Native to South America rain forests, the Peperomia rotundifolia is a perennial epiphyte plant species found crawling through and on rock crevices, trees, rotten logs and the forest ground. Within its natural habitat the trailing jade thrives on moisture, tropical temperatures and shaded sun.
Peperomia rotunifolia 'James Steakley'
There are well over a 1000 Peperomia species that this plant belongs to and this one is quite different in appearance than others, but also has its similarities in terms of growth habit and succulent type leaves. These look great with other Peperomia varieties as part of a collection, and they group together well.
Foliage: Lengthy soft stems produce many small rounded leaves along the stems that may intertwine and weave in and out of each other. The near round leaves are quite thick and soft succulent, like other Peperomias. On close inspection, lighter green veins are noticeable within the darker green leaves.
Flowers: Peperomia rotundifolia can produce small flowers on spikes, however, they're non-showy and the main attraction is the trailing stems and leaves.
Care level and growing: Most homes would be able to accommodate this plant and provide the correct conditions. Humidity and light are important.
Greenhouses, conservatories and windowsills are best suited places to grow this species. Small pots or hanging baskets that encourage trailing are best used.
Unfortunately these are not as easy to purchase as many other Peperomias in garden stores. If you see one for sale you're in luck - buy it!

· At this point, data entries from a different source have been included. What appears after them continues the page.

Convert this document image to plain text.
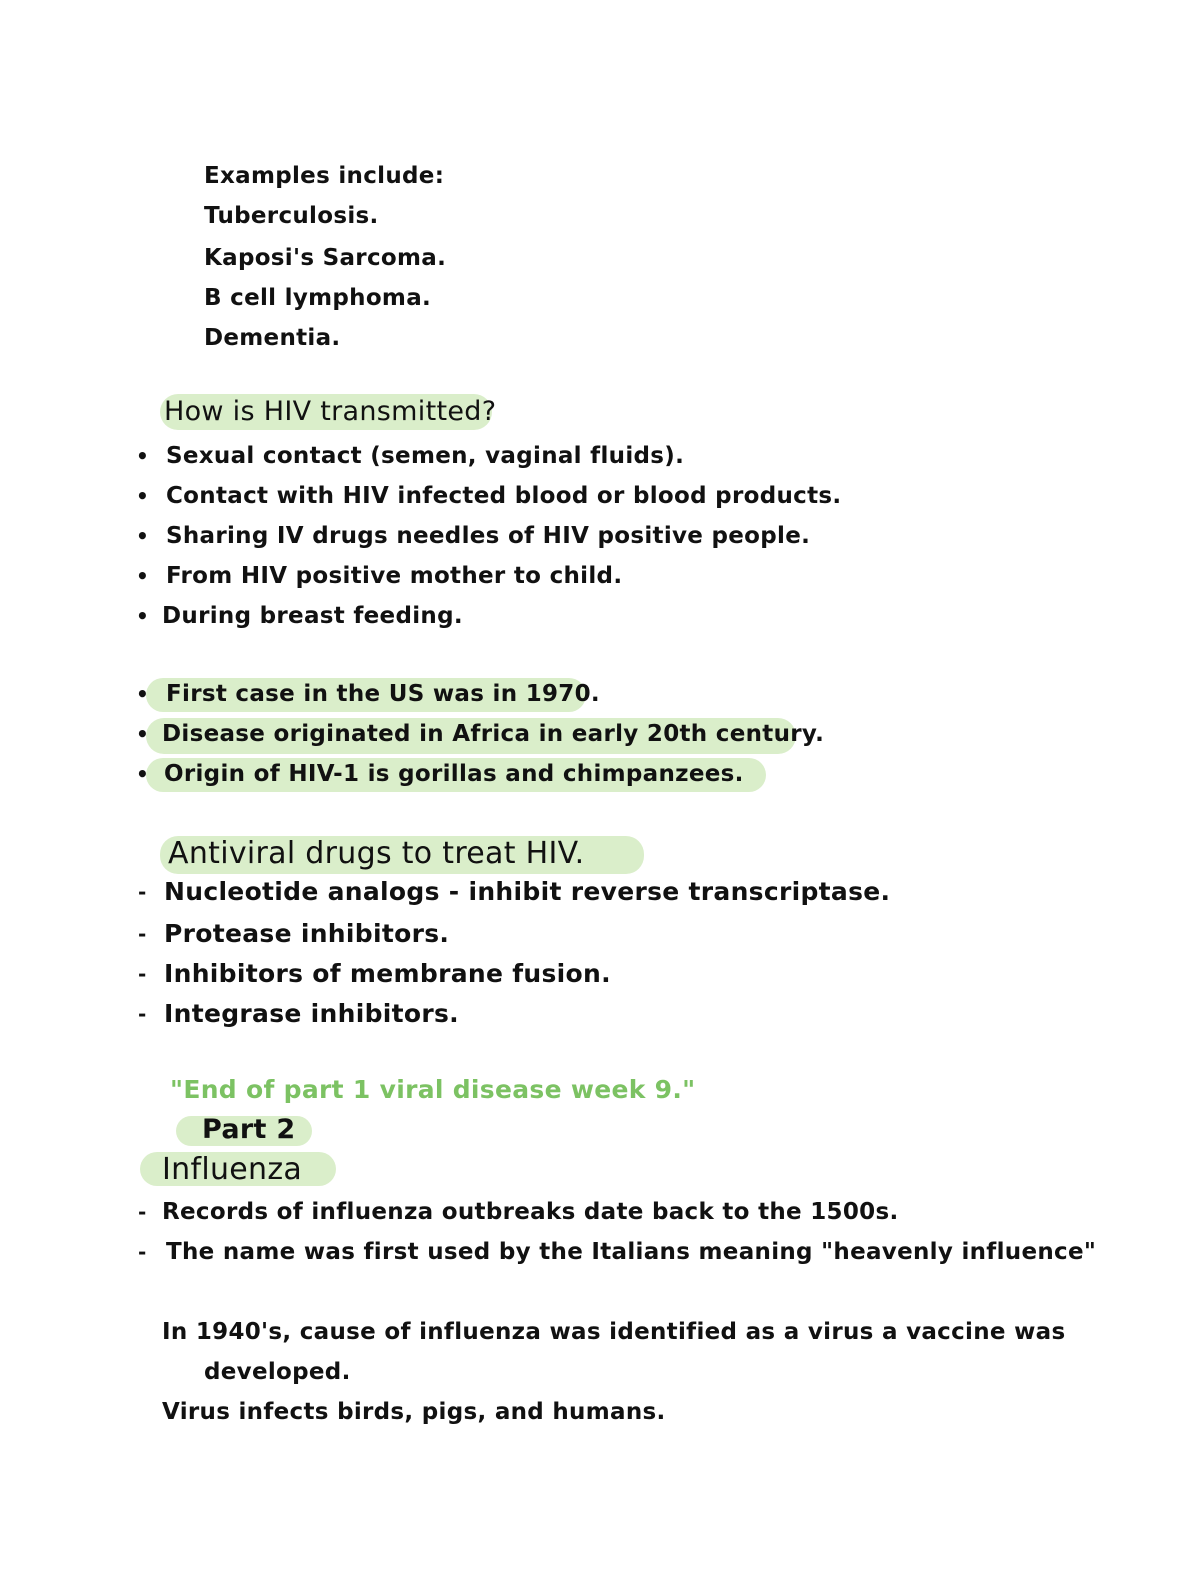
Examples include:
Tuberculosis.
Kaposi's Sarcoma.
B cell lymphoma.
Dementia.
How is HIV transmitted?
• Sexual contact (semen, vaginal fluids).
• Contact with HIV infected blood or blood products.
• Sharing IV drugs needles of HIV positive people.
• From HIV positive mother to child.
• During breast feeding.
• First case in the US was in 1970.
• Disease originated in Africa in early 20th century.
• Origin of HIV-1 is gorillas and chimpanzees.
Antiviral drugs to treat HIV.
- Nucleotide analogs - inhibit reverse transcriptase.
- Protease inhibitors.
- Inhibitors of membrane fusion.
- Integrase inhibitors.
"End of part 1 viral disease week 9."
Part 2
Influenza
- Records of influenza outbreaks date back to the 1500s.
- The name was first used by the Italians meaning "heavenly influence"
In 1940's, cause of influenza was identified as a virus a vaccine was
developed.
Virus infects birds, pigs, and humans.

|Names:||Trailing jade, round leaf Peperomia (common). Peperomia rotundifolia (botanical/scientific).|
|Max Growth (approx):||25 - 30 cm or longer trailing stems.|
|Poisonous for pets:||Non-toxic to cats and dogs.|
Peperomia rotunifolia 'Natural Habitat'
|Temperature:||Ideal temperatures of 65-75ºF (18-24ºC), and no lower than 50ºF (10ºC).|
|Light:||Bright light without direct sunlight is best suited. A small amount of morning or evening sun won't harm, but midday sun could scorch the leaves and harm the plant. South, east or west facing areas are best suited and check if the plant needs to sit further back from the window.|
|Watering:||Overwatering is the worst offender for most Peperomias including this species. This is because of its succulent nature and small roots . Allow the soil to become dry then water thoroughly. During the winter reduce watering to a minimum. Better too little than too much.|
|Soil:||A peat based soil is best used that drains well. 2 parts peat and 1 part perlite or sand is a good mix. Other mixes will work well, but the main point is for the medium to drain well and be well aerated.|
|Re-Potting:||The trailing jade rarely requires repotting. A soil or top soil change is a good idea once a year but only repot when the existing pot is much too small. Remember the roots are very small which makes it easy for the soil to become waterlogged and will harm the plant.|
|Fertilizer:||During spring - while the plant is growing use a diluted liquid fertilizer once every 2 weeks, and once a month during summer. No feeding is required from autumn to spring|
|Humidity:||During the summer mist the leaves. As the plant does prefer high humidity, grouping it together with other plants is a good idea. This will increase humidity within the area. If dry air problems occur - make efforts to improve the humidity, but most will be fine with normal indoor humidity levels.|
|Propagation:||Stem tip and leaf cuttings can both be propagated. Take a few centimeters of stem tip with one or two healthy leaves attached and allow the tip or leaves 'if taking leaf cuttings' to dry out for a day, and then plant them in moist peat based potting mix. Try to provide warm temperatures of about 20ºC (68ºF) with bright light. Rooting hormone may be used on the wounds when propagating and a plastic cover over the pot/tray will improve humidity and provide warmth.|
|Pruning:||Pinch out stem tips when the plant is overgrowing to keep it in shape. When pruning take cuttings for propagation.|
The trailing jade Peperomia is not a troublesome plant, although overwatering and cold conditions may cause serious harm including plant rot. Sudden drops in temperature or cold drafts can also cause problems. There is no known major issue with pests.
If its not growing very well, lack of light could be the problem.